Epibreeding does not require selection methods that would differ in nature from conventional crop breeding methods. Conventional approaches based on genetic variation (e.g., cross breeding followed by selection) can be transferred to epibreeding with the obvious differences in terms of epigenetic variant induction, production, and propagation that were discussed earlier. The result of classical crop breeding methods applied to standing, environmentally or artificially induced, epigenetic variation, might be stabilized when necessary by using vegetative propagation (Fig. 1). Selection trials might be assisted by using molecular epigenetic markers, as is already done with genetic markers. Epigenomic marks associated with phenotypic variants of interest have already been identified.

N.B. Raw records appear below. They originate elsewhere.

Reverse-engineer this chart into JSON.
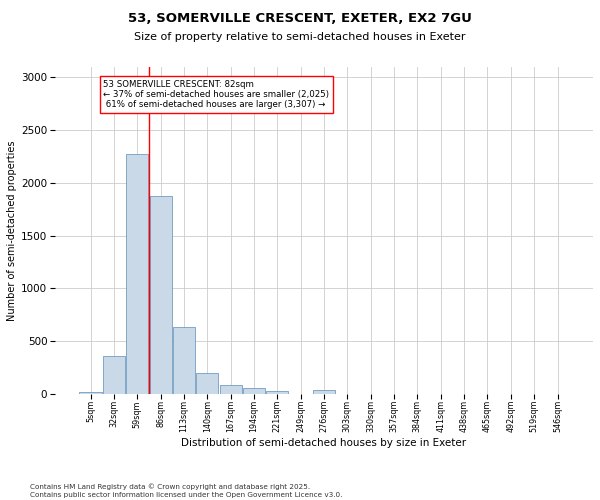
{
  "title1": "53, SOMERVILLE CRESCENT, EXETER, EX2 7GU",
  "title2": "Size of property relative to semi-detached houses in Exeter",
  "xlabel": "Distribution of semi-detached houses by size in Exeter",
  "ylabel": "Number of semi-detached properties",
  "categories": [
    "5sqm",
    "32sqm",
    "59sqm",
    "86sqm",
    "113sqm",
    "140sqm",
    "167sqm",
    "194sqm",
    "221sqm",
    "249sqm",
    "276sqm",
    "303sqm",
    "330sqm",
    "357sqm",
    "384sqm",
    "411sqm",
    "438sqm",
    "465sqm",
    "492sqm",
    "519sqm",
    "546sqm"
  ],
  "values": [
    15,
    360,
    2270,
    1880,
    630,
    195,
    85,
    55,
    30,
    0,
    35,
    0,
    0,
    0,
    0,
    0,
    0,
    0,
    0,
    0,
    0
  ],
  "bar_color": "#c9d9e8",
  "bar_edge_color": "#5b8db8",
  "property_line_x": 2.5,
  "property_sqm": 82,
  "pct_smaller": 37,
  "count_smaller": 2025,
  "pct_larger": 61,
  "count_larger": 3307,
  "ylim": [
    0,
    3100
  ],
  "grid_color": "#cccccc",
  "footnote1": "Contains HM Land Registry data © Crown copyright and database right 2025.",
  "footnote2": "Contains public sector information licensed under the Open Government Licence v3.0."
}
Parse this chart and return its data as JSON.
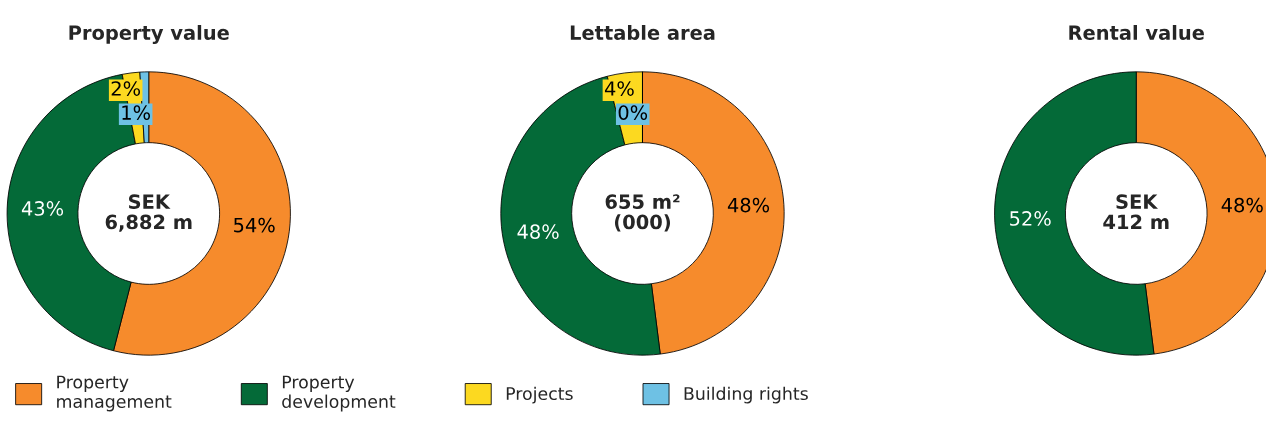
{
  "chart_data": [
    {
      "type": "donut",
      "title": "Property value",
      "categories": [
        "Property management",
        "Property development",
        "Projects",
        "Building rights"
      ],
      "values": [
        54,
        43,
        2,
        1
      ],
      "value_labels": [
        "54%",
        "43%",
        "2%",
        "1%"
      ],
      "colors": [
        "#f68b2c",
        "#046a38",
        "#fcd920",
        "#6ec1e4"
      ],
      "annotations": [
        "SEK\n6,882 m"
      ],
      "legend": "bottom"
    },
    {
      "type": "donut",
      "title": "Lettable area",
      "categories": [
        null,
        null,
        null,
        null
      ],
      "values": [
        48,
        48,
        4,
        0
      ],
      "value_labels": [
        "48%",
        "48%",
        "4%",
        "0%"
      ],
      "colors": [
        "#f68b2c",
        "#046a38",
        "#fcd920",
        "#6ec1e4"
      ],
      "annotations": [
        "655 m²\n(000)"
      ]
    },
    {
      "type": "donut",
      "title": "Rental value",
      "categories": [
        null,
        null
      ],
      "values": [
        48,
        52
      ],
      "value_labels": [
        "48%",
        "52%"
      ],
      "colors": [
        "#f68b2c",
        "#046a38"
      ],
      "annotations": [
        "SEK\n412 m"
      ]
    }
  ]
}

For example, differentially methylated regions (DMRs) were used for the early detection of hypomethylated genes associated with the unwanted oil palm fruit “mantled” abnormal phenotype (catastrophic homeotic transformation, parthenocarpy and marked loss of yield) (Ong‐Abdullah et al., 2015).

Figure 1

Epibreeding design. After epigenetic variation is generated, variants of interest are chosen and propagated clonally.

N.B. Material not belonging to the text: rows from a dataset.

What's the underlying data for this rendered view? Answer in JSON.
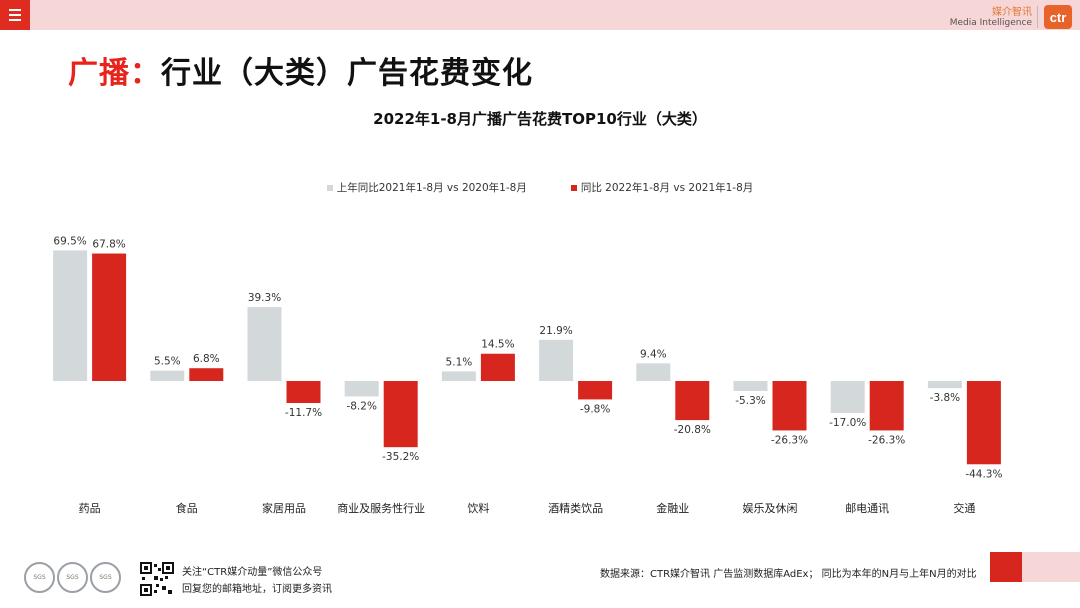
{
  "header": {
    "brand_cn": "媒介智讯",
    "brand_en": "Media Intelligence",
    "logo_text": "ctr"
  },
  "page_title": {
    "prefix": "广播：",
    "text": "行业（大类）广告花费变化"
  },
  "colors": {
    "accent": "#e8231b",
    "series_prev": "#d3d8db",
    "series_curr": "#d7261e",
    "topbar": "#f6d6d6"
  },
  "chart_data": {
    "type": "bar",
    "title": "2022年1-8月广播广告花费TOP10行业（大类）",
    "categories": [
      "药品",
      "食品",
      "家居用品",
      "商业及服务性行业",
      "饮料",
      "酒精类饮品",
      "金融业",
      "娱乐及休闲",
      "邮电通讯",
      "交通"
    ],
    "series": [
      {
        "name": "上年同比2021年1-8月 vs 2020年1-8月",
        "values": [
          69.5,
          5.5,
          39.3,
          -8.2,
          5.1,
          21.9,
          9.4,
          -5.3,
          -17.0,
          -3.8
        ],
        "labels": [
          "69.5%",
          "5.5%",
          "39.3%",
          "-8.2%",
          "5.1%",
          "21.9%",
          "9.4%",
          "-5.3%",
          "-17.0%",
          "-3.8%"
        ]
      },
      {
        "name": "同比 2022年1-8月 vs 2021年1-8月",
        "values": [
          67.8,
          6.8,
          -11.7,
          -35.2,
          14.5,
          -9.8,
          -20.8,
          -26.3,
          -26.3,
          -44.3
        ],
        "labels": [
          "67.8%",
          "6.8%",
          "-11.7%",
          "-35.2%",
          "14.5%",
          "-9.8%",
          "-20.8%",
          "-26.3%",
          "-26.3%",
          "-44.3%"
        ]
      }
    ],
    "ylim": [
      -50,
      75
    ],
    "legend_position": "top-center",
    "grid": false
  },
  "footer": {
    "badges": [
      "SGS",
      "SGS",
      "SGS"
    ],
    "follow_line1": "关注“CTR媒介动量”微信公众号",
    "follow_line2": "回复您的邮箱地址，订阅更多资讯",
    "source": "数据来源：CTR媒介智讯 广告监测数据库AdEx；  同比为本年的N月与上年N月的对比"
  }
}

ON THE NATURE OF EPIBREEDING

Here we call for more studies on clonally propagated crops such as yam, cassava, sweet potato, taro, and potato (see Table S1 of McKey et al., 2010 for a broader list), for which epigenetic stability would not be a huge concern. These high stake crops are good candidates for epibreeding approaches. Epigenetic variants of interest might even already exist, yet remain undescribed, in some of these plants as a result of their history of clonal selection. New variants could also be generated by using the molecular biology toolkit that already exists. Although still challenging to date, the characterization of epigenetic variation is necessary for the implementation of epibreeding in these crops. Epibreeding appears not so different in nature from genetic breeding in clonally multiplied plants. Increased access to molecular tools for creating and identifying variants of agronomic interest for nonmodel species is a limiting factor. Epigenetic characterization of variants at the scale of populations, which is necessary for epibreeding, is also limiting. These population level approaches lack precision (Gourcilleau et al., 2019). Technological progress is fast, and these problems will soon be solved. There is no doubt that clonally propagated crop epibreeding will gain interest and take off.